After I graduated from college, I played for a year in Sweden and South Africa, then in a summer league in Chicago. When I played in that summer league, there were times when I got frustrated because I wasn’t as good as I had been a year or two ago. But I no longer wanted to dedicate the time I needed to maintain the same skill level. I still love baseball, but I stopped playing because I knew I wasn’t going to play at a higher level than I did in college. It was time for me to take the next step in my life.
So while I can’t identify with suffering repeated head injuries, I can identify with the ex-athlete at her stage in life—early adulthood and giving up a sport that defined her. I chose to stop playing baseball, and she was more or less forced to quit playing soccer. But we both gave up sports we love to tackle new challenges in life. Her CTE just makes her challenges more difficult than mine.
The Army Veteran
In my mind, this character is actually very similar to the ex-athlete. However, I share fewer life experiences with the Army veteran than I do with the ex-athlete.

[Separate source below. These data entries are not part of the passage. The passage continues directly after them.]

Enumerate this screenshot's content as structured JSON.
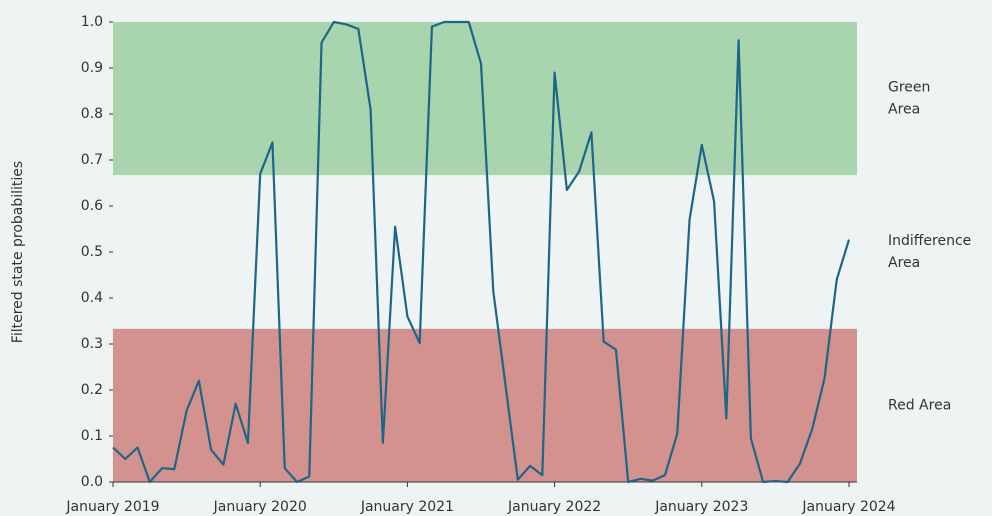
{
  "chart_data": {
    "type": "line",
    "y_label": "Filtered state probabilities",
    "x": [
      "2019-01",
      "2019-02",
      "2019-03",
      "2019-04",
      "2019-05",
      "2019-06",
      "2019-07",
      "2019-08",
      "2019-09",
      "2019-10",
      "2019-11",
      "2019-12",
      "2020-01",
      "2020-02",
      "2020-03",
      "2020-04",
      "2020-05",
      "2020-06",
      "2020-07",
      "2020-08",
      "2020-09",
      "2020-10",
      "2020-11",
      "2020-12",
      "2021-01",
      "2021-02",
      "2021-03",
      "2021-04",
      "2021-05",
      "2021-06",
      "2021-07",
      "2021-08",
      "2021-09",
      "2021-10",
      "2021-11",
      "2021-12",
      "2022-01",
      "2022-02",
      "2022-03",
      "2022-04",
      "2022-05",
      "2022-06",
      "2022-07",
      "2022-08",
      "2022-09",
      "2022-10",
      "2022-11",
      "2022-12",
      "2023-01",
      "2023-02",
      "2023-03",
      "2023-04",
      "2023-05",
      "2023-06",
      "2023-07",
      "2023-08",
      "2023-09",
      "2023-10",
      "2023-11",
      "2023-12",
      "2024-01"
    ],
    "series": [
      {
        "name": "Filtered state probabilities",
        "color": "#1c6688",
        "values": [
          0.075,
          0.05,
          0.075,
          0.0,
          0.03,
          0.028,
          0.155,
          0.22,
          0.07,
          0.038,
          0.17,
          0.085,
          0.67,
          0.738,
          0.03,
          0.0,
          0.012,
          0.955,
          1.0,
          0.995,
          0.985,
          0.81,
          0.085,
          0.555,
          0.36,
          0.302,
          0.99,
          1.0,
          1.0,
          1.0,
          0.91,
          0.415,
          0.21,
          0.005,
          0.035,
          0.015,
          0.89,
          0.635,
          0.675,
          0.76,
          0.305,
          0.288,
          0.0,
          0.007,
          0.003,
          0.015,
          0.105,
          0.57,
          0.733,
          0.61,
          0.138,
          0.96,
          0.095,
          0.0,
          0.002,
          0.0,
          0.04,
          0.115,
          0.225,
          0.44,
          0.527
        ]
      }
    ],
    "bands": [
      {
        "label": [
          "Green",
          "Area"
        ],
        "range": [
          0.667,
          1.0
        ],
        "color": "#a8d4ae"
      },
      {
        "label": [
          "Indifference",
          "Area"
        ],
        "range": [
          0.333,
          0.667
        ],
        "color": "#eef4f4"
      },
      {
        "label": [
          "Red Area"
        ],
        "range": [
          0.0,
          0.333
        ],
        "color": "#d4928e"
      }
    ],
    "xlim": [
      "2019-01",
      "2024-01"
    ],
    "xticks": [
      {
        "value": "2019-01",
        "label": "January 2019"
      },
      {
        "value": "2020-01",
        "label": "January 2020"
      },
      {
        "value": "2021-01",
        "label": "January 2021"
      },
      {
        "value": "2022-01",
        "label": "January 2022"
      },
      {
        "value": "2023-01",
        "label": "January 2023"
      },
      {
        "value": "2024-01",
        "label": "January 2024"
      }
    ],
    "ylim": [
      0,
      1
    ],
    "yticks": [
      {
        "value": 0,
        "label": "0.0"
      },
      0.1,
      0.2,
      0.3,
      0.4,
      0.5,
      0.6,
      0.7,
      0.8,
      0.9,
      {
        "value": 1,
        "label": "1.0"
      }
    ],
    "grid": false
  }
}
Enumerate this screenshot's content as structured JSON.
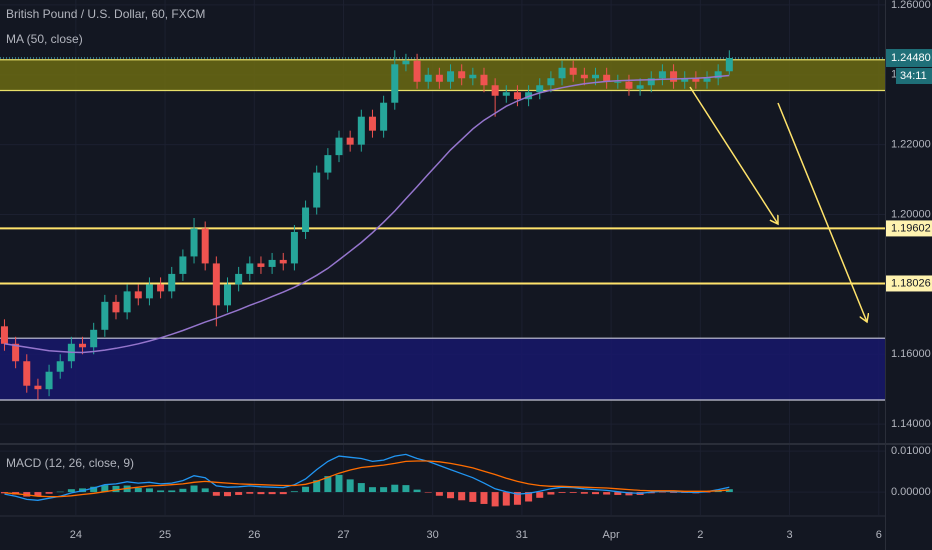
{
  "chart_data": [
    {
      "type": "candlestick",
      "title": "British Pound / U.S. Dollar, 60, FXCM",
      "up_color": "#26a69a",
      "down_color": "#ef5350",
      "x": [
        0.2,
        0.325,
        0.45,
        0.575,
        0.7,
        0.825,
        0.95,
        1.075,
        1.2,
        1.325,
        1.45,
        1.575,
        1.7,
        1.825,
        1.95,
        2.075,
        2.2,
        2.325,
        2.45,
        2.575,
        2.7,
        2.825,
        2.95,
        3.075,
        3.2,
        3.325,
        3.45,
        3.575,
        3.7,
        3.825,
        3.95,
        4.075,
        4.2,
        4.325,
        4.45,
        4.575,
        4.7,
        4.825,
        4.95,
        5.075,
        5.2,
        5.325,
        5.45,
        5.575,
        5.7,
        5.825,
        5.95,
        6.075,
        6.2,
        6.325,
        6.45,
        6.575,
        6.7,
        6.825,
        6.95,
        7.075,
        7.2,
        7.325,
        7.45,
        7.575,
        7.7,
        7.825,
        7.95,
        8.075,
        8.2,
        8.325
      ],
      "open": [
        1.168,
        1.163,
        1.158,
        1.151,
        1.15,
        1.155,
        1.158,
        1.163,
        1.162,
        1.167,
        1.175,
        1.172,
        1.178,
        1.176,
        1.18,
        1.178,
        1.183,
        1.188,
        1.196,
        1.186,
        1.174,
        1.18,
        1.183,
        1.186,
        1.185,
        1.187,
        1.186,
        1.195,
        1.202,
        1.212,
        1.217,
        1.222,
        1.22,
        1.228,
        1.224,
        1.232,
        1.243,
        1.244,
        1.238,
        1.24,
        1.238,
        1.241,
        1.239,
        1.24,
        1.237,
        1.234,
        1.235,
        1.233,
        1.235,
        1.237,
        1.239,
        1.242,
        1.24,
        1.239,
        1.24,
        1.238,
        1.238,
        1.236,
        1.237,
        1.239,
        1.241,
        1.238,
        1.239,
        1.238,
        1.239,
        1.241
      ],
      "high": [
        1.17,
        1.165,
        1.16,
        1.153,
        1.157,
        1.16,
        1.165,
        1.165,
        1.169,
        1.177,
        1.177,
        1.18,
        1.18,
        1.182,
        1.182,
        1.185,
        1.19,
        1.199,
        1.198,
        1.188,
        1.182,
        1.185,
        1.188,
        1.188,
        1.189,
        1.189,
        1.197,
        1.204,
        1.214,
        1.219,
        1.224,
        1.224,
        1.23,
        1.23,
        1.234,
        1.247,
        1.246,
        1.246,
        1.242,
        1.242,
        1.243,
        1.243,
        1.242,
        1.242,
        1.239,
        1.237,
        1.237,
        1.237,
        1.239,
        1.241,
        1.244,
        1.244,
        1.242,
        1.242,
        1.242,
        1.24,
        1.24,
        1.239,
        1.241,
        1.243,
        1.243,
        1.241,
        1.241,
        1.241,
        1.243,
        1.247
      ],
      "low": [
        1.161,
        1.156,
        1.149,
        1.147,
        1.148,
        1.153,
        1.156,
        1.16,
        1.16,
        1.165,
        1.17,
        1.17,
        1.174,
        1.174,
        1.176,
        1.176,
        1.181,
        1.186,
        1.184,
        1.168,
        1.172,
        1.178,
        1.181,
        1.183,
        1.183,
        1.184,
        1.184,
        1.193,
        1.2,
        1.21,
        1.215,
        1.218,
        1.218,
        1.222,
        1.222,
        1.23,
        1.241,
        1.236,
        1.236,
        1.236,
        1.236,
        1.237,
        1.237,
        1.235,
        1.228,
        1.232,
        1.231,
        1.231,
        1.233,
        1.235,
        1.237,
        1.238,
        1.237,
        1.237,
        1.236,
        1.236,
        1.234,
        1.234,
        1.235,
        1.237,
        1.236,
        1.236,
        1.236,
        1.236,
        1.237,
        1.24
      ],
      "close": [
        1.163,
        1.158,
        1.151,
        1.15,
        1.155,
        1.158,
        1.163,
        1.162,
        1.167,
        1.175,
        1.172,
        1.178,
        1.176,
        1.18,
        1.178,
        1.183,
        1.188,
        1.196,
        1.186,
        1.174,
        1.18,
        1.183,
        1.186,
        1.185,
        1.187,
        1.186,
        1.195,
        1.202,
        1.212,
        1.217,
        1.222,
        1.22,
        1.228,
        1.224,
        1.232,
        1.243,
        1.244,
        1.238,
        1.24,
        1.238,
        1.241,
        1.239,
        1.24,
        1.237,
        1.234,
        1.235,
        1.233,
        1.235,
        1.237,
        1.239,
        1.242,
        1.24,
        1.239,
        1.24,
        1.238,
        1.238,
        1.236,
        1.237,
        1.239,
        1.241,
        1.238,
        1.239,
        1.238,
        1.239,
        1.241,
        1.2448
      ],
      "series": [
        {
          "name": "MA (50, close)",
          "color": "#9575cd",
          "values": [
            1.163,
            1.1625,
            1.162,
            1.1615,
            1.161,
            1.1608,
            1.1606,
            1.1605,
            1.1608,
            1.1612,
            1.1617,
            1.1623,
            1.163,
            1.1638,
            1.1647,
            1.1657,
            1.1668,
            1.168,
            1.1692,
            1.1703,
            1.1715,
            1.1727,
            1.174,
            1.1752,
            1.1765,
            1.1778,
            1.1792,
            1.1808,
            1.1826,
            1.1846,
            1.187,
            1.1895,
            1.192,
            1.1948,
            1.1978,
            1.201,
            1.2045,
            1.208,
            1.2115,
            1.215,
            1.2185,
            1.2215,
            1.2245,
            1.227,
            1.229,
            1.231,
            1.2325,
            1.2338,
            1.2348,
            1.2356,
            1.2363,
            1.2369,
            1.2374,
            1.2378,
            1.2381,
            1.2383,
            1.2384,
            1.2385,
            1.2386,
            1.2387,
            1.2388,
            1.2389,
            1.239,
            1.2392,
            1.2395,
            1.2398
          ]
        }
      ],
      "xlim": [
        0.15,
        10.07
      ],
      "xticks": [
        {
          "value": 1,
          "label": "24"
        },
        {
          "value": 2,
          "label": "25"
        },
        {
          "value": 3,
          "label": "26"
        },
        {
          "value": 4,
          "label": "27"
        },
        {
          "value": 5,
          "label": "30"
        },
        {
          "value": 6,
          "label": "31"
        },
        {
          "value": 7,
          "label": "Apr"
        },
        {
          "value": 8,
          "label": "2"
        },
        {
          "value": 9,
          "label": "3"
        },
        {
          "value": 10,
          "label": "6"
        }
      ],
      "ylim": [
        1.1346,
        1.2614
      ],
      "yticks": [
        {
          "value": 1.14,
          "label": "1.14000"
        },
        {
          "value": 1.16,
          "label": "1.16000"
        },
        {
          "value": 1.18,
          "label": "1.18000"
        },
        {
          "value": 1.2,
          "label": "1.20000"
        },
        {
          "value": 1.22,
          "label": "1.22000"
        },
        {
          "value": 1.24,
          "label": "1.24000"
        },
        {
          "value": 1.26,
          "label": "1.26000"
        }
      ],
      "grid": true,
      "zones": [
        {
          "from": 1.2355,
          "to": 1.2443,
          "color": "#6b6a12",
          "border": "#e8df6a"
        },
        {
          "from": 1.1469,
          "to": 1.1646,
          "color": "#17176b",
          "border": "#c8c8d8"
        }
      ],
      "levels": [
        {
          "value": 1.19602,
          "color": "#ffe36b"
        },
        {
          "value": 1.18026,
          "color": "#ffe36b"
        }
      ],
      "last_price": {
        "value": 1.2448,
        "label": "1.24480",
        "color": "#4dd0e1"
      },
      "countdown": "34:11"
    },
    {
      "type": "macd",
      "title": "MACD (12, 26, close, 9)",
      "macd_color": "#2196f3",
      "signal_color": "#ff6d00",
      "pos_color": "#26a69a",
      "neg_color": "#ef5350",
      "macd": [
        -0.0005,
        -0.001,
        -0.0018,
        -0.002,
        -0.0015,
        -0.001,
        -0.0002,
        0.0003,
        0.001,
        0.0018,
        0.002,
        0.0025,
        0.0022,
        0.0024,
        0.002,
        0.0022,
        0.0028,
        0.004,
        0.0035,
        0.0015,
        0.0012,
        0.0013,
        0.0015,
        0.0013,
        0.0012,
        0.0011,
        0.0018,
        0.0032,
        0.0055,
        0.0075,
        0.0088,
        0.0085,
        0.0082,
        0.0075,
        0.0078,
        0.0088,
        0.0092,
        0.0082,
        0.0075,
        0.0065,
        0.0055,
        0.0045,
        0.0035,
        0.0022,
        0.0008,
        0.0001,
        -0.0005,
        -0.0003,
        0.0002,
        0.0008,
        0.0012,
        0.0011,
        0.0008,
        0.0006,
        0.0004,
        0.0001,
        -0.0002,
        -0.0003,
        0,
        0.0002,
        0.0001,
        0,
        -0.0001,
        0.0001,
        0.0006,
        0.0012
      ],
      "signal": [
        -0.0002,
        -0.0004,
        -0.0007,
        -0.001,
        -0.0011,
        -0.0011,
        -0.0009,
        -0.0006,
        -0.0003,
        0.0001,
        0.0005,
        0.0009,
        0.0012,
        0.0015,
        0.0016,
        0.0018,
        0.002,
        0.0024,
        0.0026,
        0.0024,
        0.0022,
        0.002,
        0.0019,
        0.0018,
        0.0017,
        0.0016,
        0.0016,
        0.0019,
        0.0026,
        0.0036,
        0.0046,
        0.0054,
        0.006,
        0.0063,
        0.0066,
        0.007,
        0.0075,
        0.0076,
        0.0076,
        0.0074,
        0.007,
        0.0065,
        0.0059,
        0.0051,
        0.0043,
        0.0034,
        0.0026,
        0.002,
        0.0016,
        0.0014,
        0.0014,
        0.0013,
        0.0012,
        0.0011,
        0.001,
        0.0008,
        0.0006,
        0.0004,
        0.0003,
        0.0003,
        0.0003,
        0.0002,
        0.0002,
        0.0002,
        0.0003,
        0.0005
      ],
      "histogram": [
        -0.0003,
        -0.0006,
        -0.0011,
        -0.001,
        -0.0004,
        0.0001,
        0.0007,
        0.0009,
        0.0013,
        0.0017,
        0.0015,
        0.0016,
        0.001,
        0.0009,
        0.0004,
        0.0004,
        0.0008,
        0.0016,
        0.0009,
        -0.0009,
        -0.001,
        -0.0007,
        -0.0004,
        -0.0005,
        -0.0005,
        -0.0005,
        0.0002,
        0.0013,
        0.0029,
        0.0039,
        0.0042,
        0.0031,
        0.0022,
        0.0012,
        0.0012,
        0.0018,
        0.0017,
        0.0006,
        -0.0001,
        -0.0009,
        -0.0015,
        -0.002,
        -0.0024,
        -0.0029,
        -0.0035,
        -0.0033,
        -0.0031,
        -0.0023,
        -0.0014,
        -0.0006,
        -0.0002,
        -0.0002,
        -0.0004,
        -0.0005,
        -0.0006,
        -0.0007,
        -0.0008,
        -0.0007,
        -0.0003,
        -0.0001,
        -0.0002,
        -0.0002,
        -0.0003,
        -0.0001,
        0.0003,
        0.0007
      ],
      "ylim": [
        -0.0056,
        0.0115
      ],
      "yticks": [
        {
          "value": 0,
          "label": "0.00000"
        },
        {
          "value": 0.01,
          "label": "0.01000"
        }
      ]
    }
  ]
}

I have never served in the military. I have never had PTSD (post-traumatic stress disorder). Even though I work for a police agency, I am not a police officer. I do not carry a gun or a badge. I do not patrol a beat or investigate crime scenes. In the particulars, our lives are very different.
But in listening to the accounts of military veterans, it seems at least part of the challenge of transitioning to civilian life is giving up the most rewarding and adrenaline-fueled period of one’s life. How do you go from risking your life for your country and fighting an enemy halfway around the world to sitting behind a desk for eight hours a day?
To write this character, I researched the symptoms of PTSD and read the memoir of a former United States Marine who suffered from this affliction. That research provided me with the language to describe what this character is going through in Parabellum.
But the color behind that language comes from my shift from traveling the world playing baseball to returning home to live with my parents and attend grad school. Like the ex-athlete, the Army veteran also struggles with giving up a lifestyle that once defined him, something I can relate to on a smaller scale.
The High School Student
The high school student was the most difficult character for me to write.
I am fortunate to have never suffered from clinical depression, and I don’t have many experiences that compare with what this character goes through in Parabellum. I also found myself uncertain about how to represent depression without resorting to oversimplified emotional tropes.
But, like the student, I am introspective and an introvert. I know what it’s like to have a rich internal dialogue even though I don’t always express myself outwardly. And like anyone else, I have encountered my share of disappointments and setbacks in life.
In writing this character, I tried to increase the frequency of the disappointments in his life and exaggerate his negative reaction to setbacks. The student continually ruminates on his shortcomings and missteps, while I am usually able to move on. Though we both engage in internal dialogue, his thoughts are often self-deprecating and despondent.
I also relied on the book Unholy Ghost, a collection of essays by writers who suffer from depression. These descriptive accounts helped me with the language I needed to portray the many nuances of depression. Combined with my efforts to exaggerate my own experiences, I hope these essays helped me avoid a stereotypical, surface-level representation of clinical depression.
Writing What I Know
In short, writing what I know led to four characters who share small pieces of me. Though I am not like any of these characters in the generalities, we do share some particulars that helped me craft their personalities. Hopefully, the result is characters that feel genuinely human and accurately reflect their individual circumstances.